New York City is a city of minorities and immigrants. Unlike other cities like Los Angeles or Miami where one ethnic group makes up majority of the immigrant population, New York receives immigrants from all over the world. Their identities vary among the ethnic groups as well as within the groups. Here I would like to focus on second-generation Black Immigrants in New York City because they become invisible in two ways:

  1. The government does not track the second-generation of immigrants (They become Americans officially);
  2. The second-generation immigrants lack their parents’ distinctive accents and they look very similar to native-born Black American.

If they don’t tell their ethnicity, they can easily be seen as native-born Black Americans or act like native-born Black Americans.

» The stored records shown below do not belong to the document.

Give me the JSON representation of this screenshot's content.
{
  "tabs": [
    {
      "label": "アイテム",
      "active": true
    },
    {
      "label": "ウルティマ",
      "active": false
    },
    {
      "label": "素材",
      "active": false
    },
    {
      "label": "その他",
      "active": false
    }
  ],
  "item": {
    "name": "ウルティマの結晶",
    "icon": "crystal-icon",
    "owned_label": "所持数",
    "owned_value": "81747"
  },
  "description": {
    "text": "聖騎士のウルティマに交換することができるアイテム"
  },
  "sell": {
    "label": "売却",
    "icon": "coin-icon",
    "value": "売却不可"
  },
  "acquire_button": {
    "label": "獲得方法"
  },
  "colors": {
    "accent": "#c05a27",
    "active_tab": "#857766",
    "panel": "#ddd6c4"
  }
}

But they don’t react to this situation in a same way. They adopt different types of racial and ethnic identities. Mary Waters, in her survey in New York City, found that there are three types of racial and ethnic identities adopted by Black immigrants: Black American identity; Ethnic or hyphenated national origin identity; and Immigrant identity. These identities are related to different perceptions and understandings of race relations and of opportunities in the United States. Second-generation immigrants with Black American Identity tend to see more racial discrimination and limits to opportunities for Blacks in the United States and disagree with parental judgements that there are strong differences between Black Americans and Immigrant Blacks. Those with Ethnic Identity tend to see more opportunities and rewards for individual effort and initiative and agree with their parents’ idea that Immigrant Blacks are better than Black Americans. Those with Immigrant Identity take a more neutral stance, but they are more like visible immigrants since they are likely to have immigrated recently and have distinctive accents and styles of clothing.

The interesting fact revealed by Water’s study is that these second-generation immigrants are aware of the generalized negative view of Blacks in the United States and yet some choose to be part of them while others try hard to differentiate themselves from Black Americans. What we can see from the fact is that they are helping to maintain the structure of racism in the United States. Second-generation immigrants with Black American identity are doing so by accepting the stereotypes of Blacks and those with ethnic identity do so by differentiating themselves from Black Americans.

So they are not challenging the current system.

They are making racism and colourism in the United States craftier and more invisible.


Waters, Mary C. 1994. “Ethnic and Racial Identities of Second-generation Black Immigrants in New York City.” International Migration Review 28(4):795-820.